In an in chemico skin sensitisation study performed according to the OECD draft proposal for a new test guideline442C (Direct Peptide Reactivity Assay) the reactivity of the test item Ammonium Formate was evaluated by monitoring peptide depletion following a 24-hour contact between the test item and synthetic cysteine and lysine peptides.

The test item was dissolved at 100 mM in a 1:1 mixture of water:acetonitrile. The positive control was cinnamaldehyde, and for each peptide, the analytical batch included co-elution control samples and three reference control samples.

Reactivity (%depletion) was determined following 24-hour contact between test item and peptide in acetonitrile at the ratios 1:10 cysteine:test item and 1:50 lysine:test item by liquid chromatography with UV-detection.

Peptide reactivity was reported as percent depletion based on the peptide peak area of the replicate injection and the mean peptide peak area in the three relevant reference control C samples. The acceptance criteria for the calibration curve samples, the reference and positive controls as well as for the study samples were satisfied and thus demonstrated the validity of the study.
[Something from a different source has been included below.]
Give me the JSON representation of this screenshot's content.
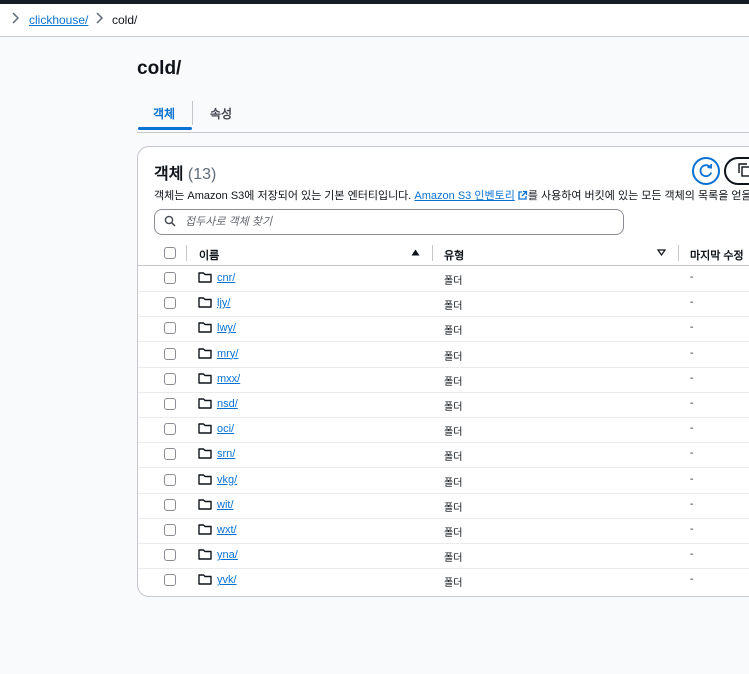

 Analysis of the chromatograms of the co-elution samples indicated that the test item did not co-elute with either the lysine or the cysteine peptides. As a result, the mean percent depletion values were calculated for each peptide. For the cysteine peptide, the mean depletion value was 1.33% and for the lysine peptide, the mean depletion value was 0.76%.

Since the mean of the percent cysteine and percent lysine depletions was equal to 1.05%, the test item was considered to have no/minimal peptide reactivity. Therefore, the DPRA prediction would be considered as negative and the test item may have no potential to cause skin sensitisation.